2. If Xpert® is performed as molecular sequencing DST, should this data be reported for workload volume?
No, probe-based methods such as Xpert® MTF/RIF and line probe assays should not be included for molecular sequencing DST data. This information can be found on page 62 and 63 and within the Workload Volume (number 6) and Performance TAT PDF data (number 6) forms.
3. For Element 1 strategies, do I need to address all targets even if meeting the national TAT benchmarks?

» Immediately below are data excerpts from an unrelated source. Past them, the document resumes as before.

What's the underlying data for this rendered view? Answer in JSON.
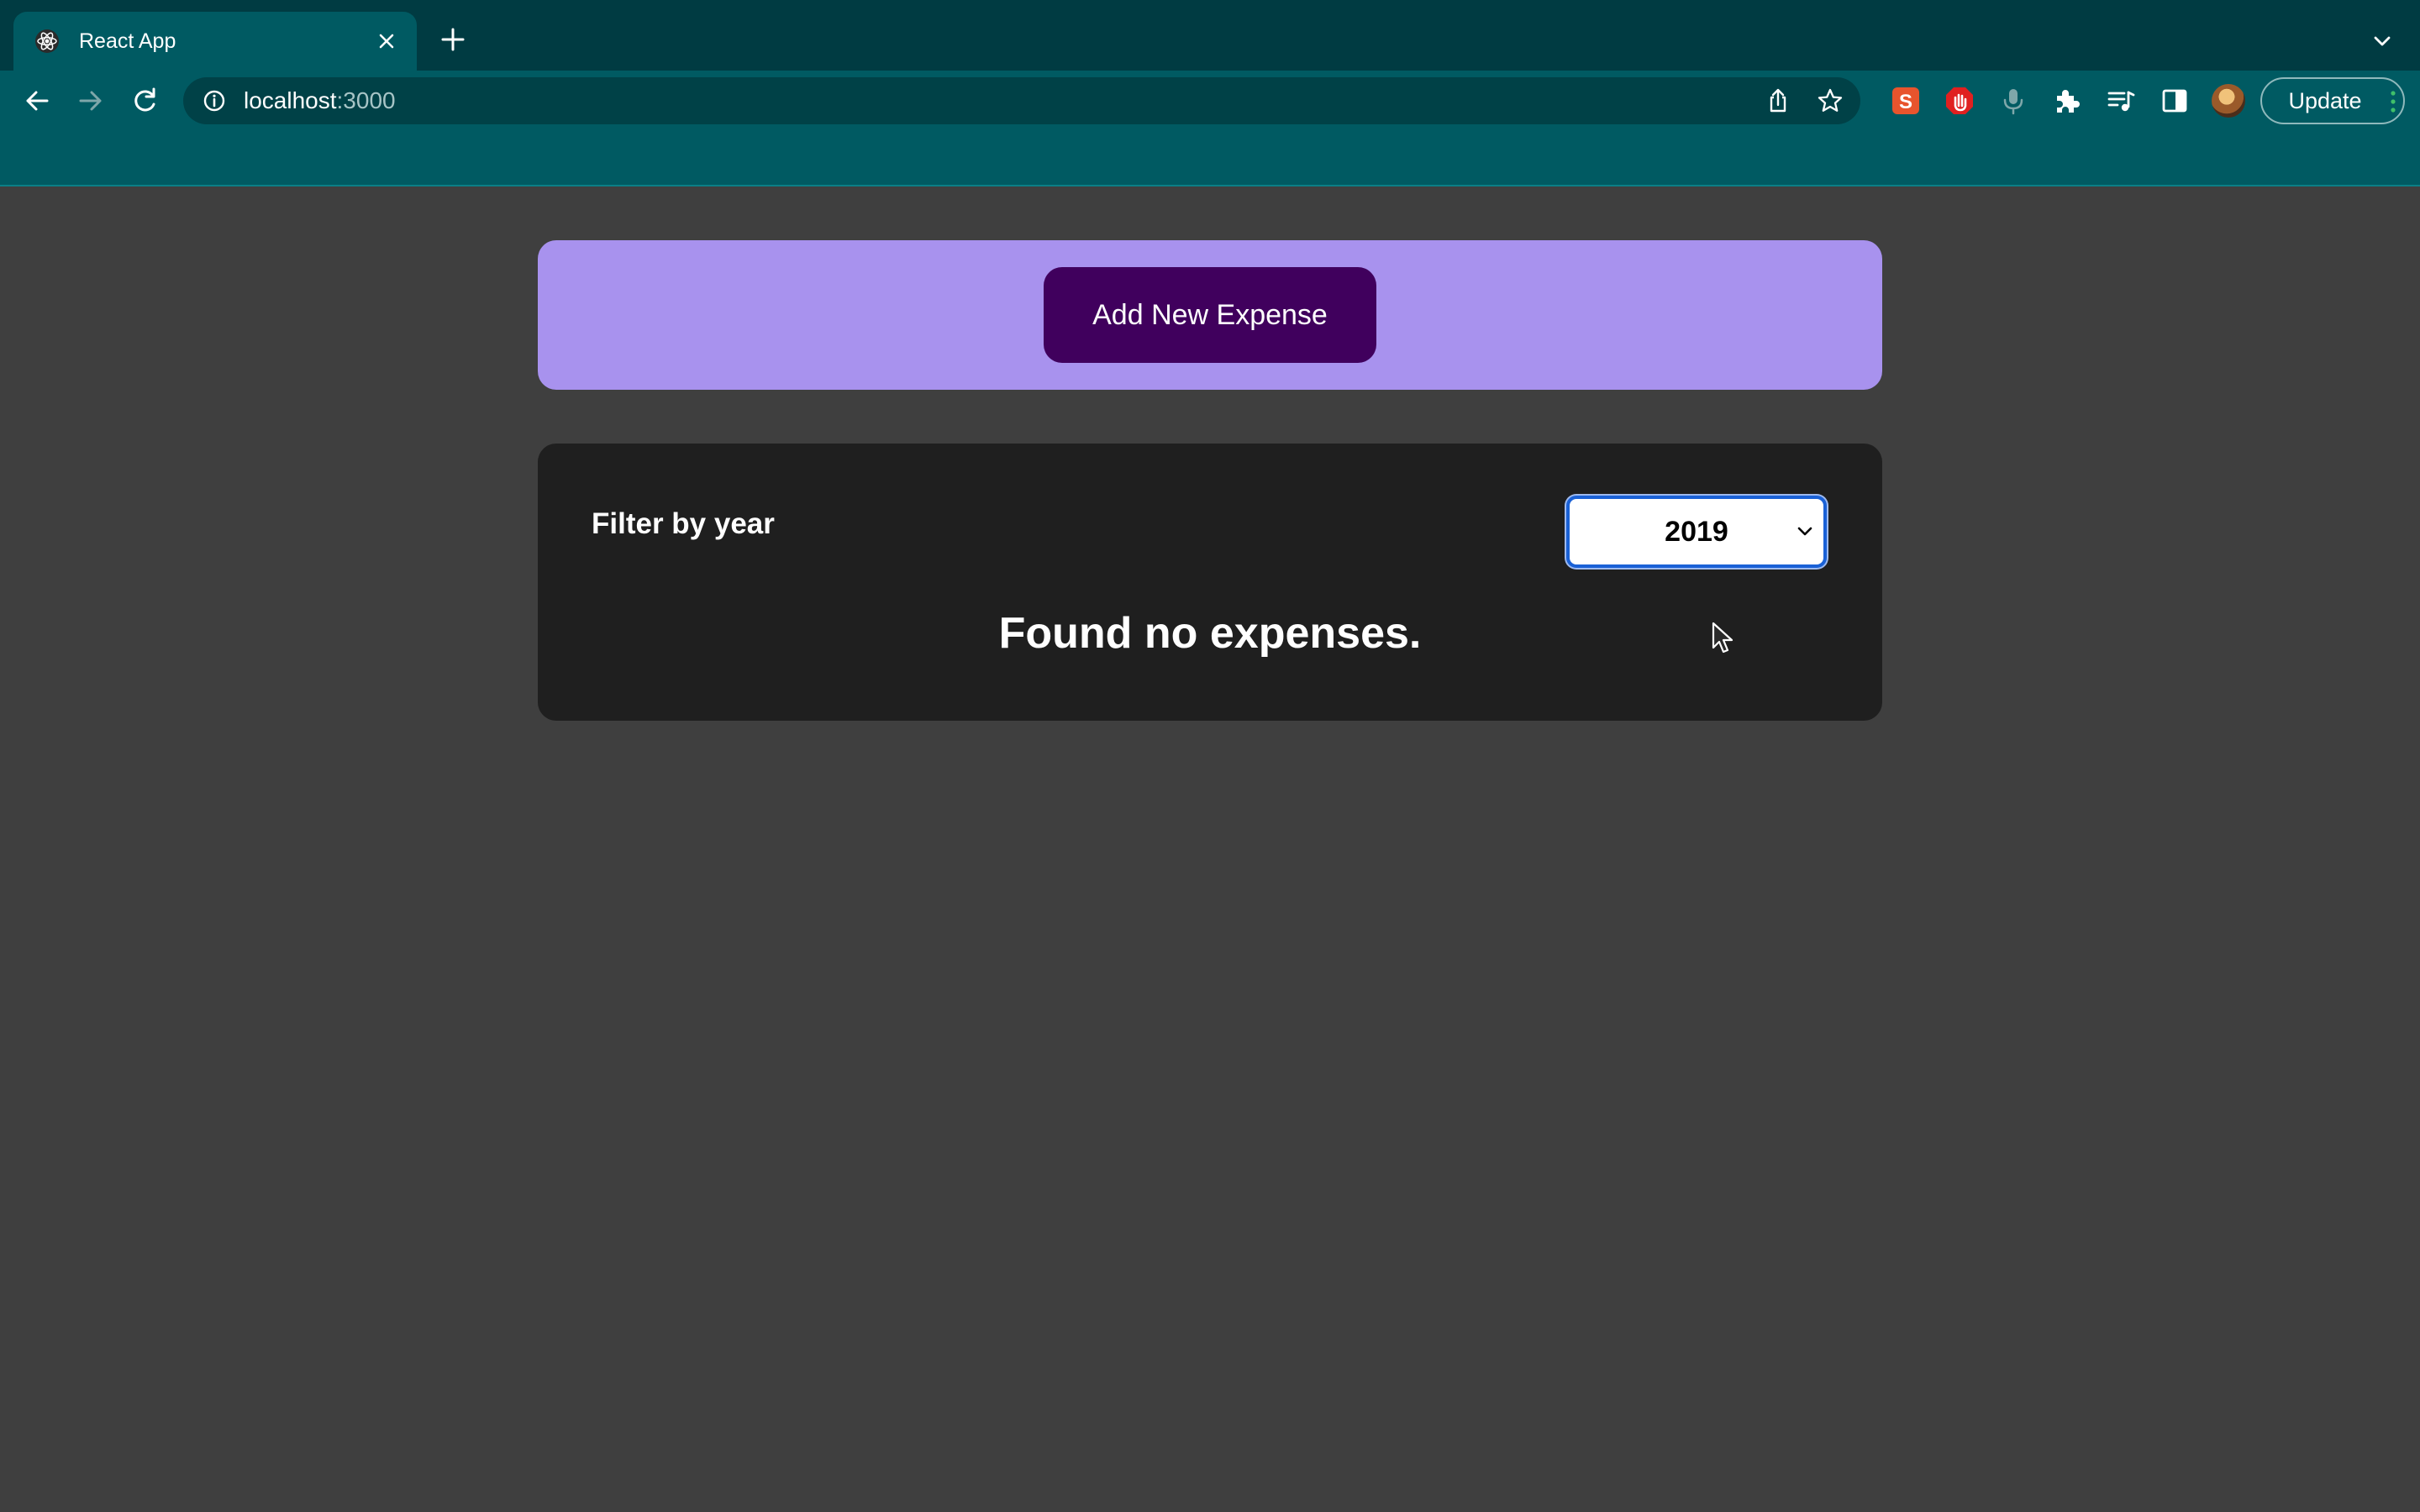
{
  "browser": {
    "tab": {
      "title": "React App",
      "favicon": "react-logo-icon"
    },
    "address_bar": {
      "host": "localhost",
      "port": ":3000"
    },
    "update_label": "Update",
    "extensions": [
      "s-extension-icon",
      "stop-hand-extension-icon",
      "microphone-icon",
      "puzzle-extensions-icon",
      "media-queue-icon",
      "side-panel-icon"
    ]
  },
  "new_expense": {
    "add_button_label": "Add New Expense",
    "colors": {
      "panel": "#a892ee",
      "button": "#40005d"
    }
  },
  "expenses": {
    "filter": {
      "label": "Filter by year",
      "selected_year": "2019"
    },
    "empty_message": "Found no expenses."
  }
}
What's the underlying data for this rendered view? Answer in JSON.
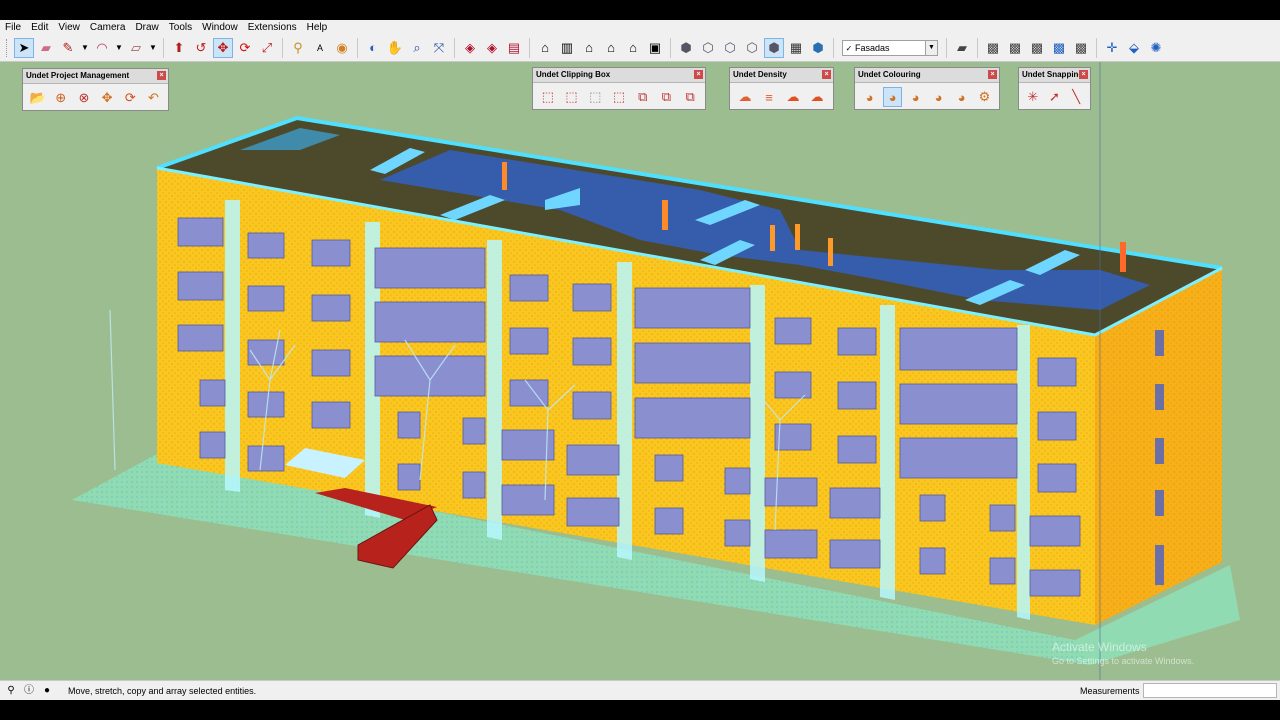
{
  "menu": [
    "File",
    "Edit",
    "View",
    "Camera",
    "Draw",
    "Tools",
    "Window",
    "Extensions",
    "Help"
  ],
  "toolbar": {
    "group1": [
      "select-icon",
      "eraser-icon",
      "pencil-icon",
      "arc-icon",
      "rectangle-icon",
      "push-pull-icon",
      "follow-me-icon",
      "move-icon",
      "rotate-icon",
      "scale-icon"
    ],
    "group2": [
      "tape-measure-icon",
      "text-icon",
      "paint-bucket-icon",
      "orbit-icon",
      "pan-icon",
      "zoom-icon",
      "zoom-extents-icon"
    ],
    "group3": [
      "3d-warehouse-icon",
      "extension-warehouse-icon",
      "layout-icon"
    ],
    "group4": [
      "iso-view-icon",
      "top-view-icon",
      "front-view-icon",
      "right-view-icon",
      "back-view-icon",
      "left-view-icon"
    ],
    "group5": [
      "xray-icon",
      "wireframe-icon",
      "hidden-line-icon",
      "shaded-icon",
      "shaded-textures-icon",
      "monochrome-icon"
    ],
    "scene_selected": "Fasadas",
    "group6": [
      "layer-icon",
      "section-plane-icon",
      "display-section-icon",
      "section-cuts-icon",
      "section-fill-icon",
      "solid-tools-icon"
    ],
    "group7": [
      "axes-icon",
      "position-camera-icon",
      "walk-icon"
    ]
  },
  "panels": {
    "project": {
      "title": "Undet Project Management",
      "icons": [
        "open-project-icon",
        "add-cloud-icon",
        "remove-cloud-icon",
        "move-cloud-icon",
        "refresh-icon",
        "undo-icon"
      ]
    },
    "clipping": {
      "title": "Undet Clipping Box",
      "icons": [
        "clip-box-icon",
        "clip-box-edit-icon",
        "clip-box-hide-icon",
        "clip-box-show-icon",
        "clip-section-1-icon",
        "clip-section-2-icon",
        "clip-section-3-icon"
      ]
    },
    "density": {
      "title": "Undet Density",
      "icons": [
        "cloud-outline-icon",
        "density-gradient-icon",
        "cloud-filled-icon",
        "cloud-settings-icon"
      ]
    },
    "colouring": {
      "title": "Undet Colouring",
      "icons": [
        "rgb-colour-icon",
        "intensity-colour-icon",
        "elevation-colour-icon",
        "classification-colour-icon",
        "normal-colour-icon",
        "colour-settings-icon"
      ]
    },
    "snapping": {
      "title": "Undet Snapping",
      "icons": [
        "snap-point-icon",
        "snap-cursor-icon",
        "snap-line-icon"
      ]
    }
  },
  "viewport": {
    "background": "#9cbd8f"
  },
  "watermark": {
    "line1": "Activate Windows",
    "line2": "Go to Settings to activate Windows."
  },
  "status": {
    "message": "Move, stretch, copy and array selected entities.",
    "measurements_label": "Measurements",
    "measurements_value": ""
  }
}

Yes, if the laboratory is currently meeting the national target for an indicator, “maintaining the current TAT” or a new measurable goal should be listed (see page 28 of the NOFO).
4. When determining laboratory TAT percentages, should indicators be measured in a calendar or business days?
Yes, all indicators should be measured in calendar days, not working days, and should include weekends and holidays (e.g., a specimen that arrives at the laboratory on a Friday afternoon and is processed with the acid-fast bacilli (AFB) smear read and the result reported on the following Monday would have a TAT of three days). See page 62 of the NOFO.
5. Should full year 2023 data be used to calculate the estimated laboratory funding budget?
Yes, full year 2023 data should be used to calculate the estimated laboratory funding budget. See Funding by Category for more information.
6. The QR code was not working in the PowerPoint, could this webpage link be shared?
- APHL TB CoAg Toolkit
- The QR code has also been updated on the webinar presentation slides.
7. Are we required to submit laboratory workload and turnaround time (TAT) for CY21, CY22, and CY23 (the updated template) with the grant renewal submission this summer?
Yes, for the application due September 9, 2024, workload volume data is required for 2021, 2022, and 2023. TAT performance data is also required for the application, however, only 2023 data is required. See the workload volume and TAT performance PDF data forms.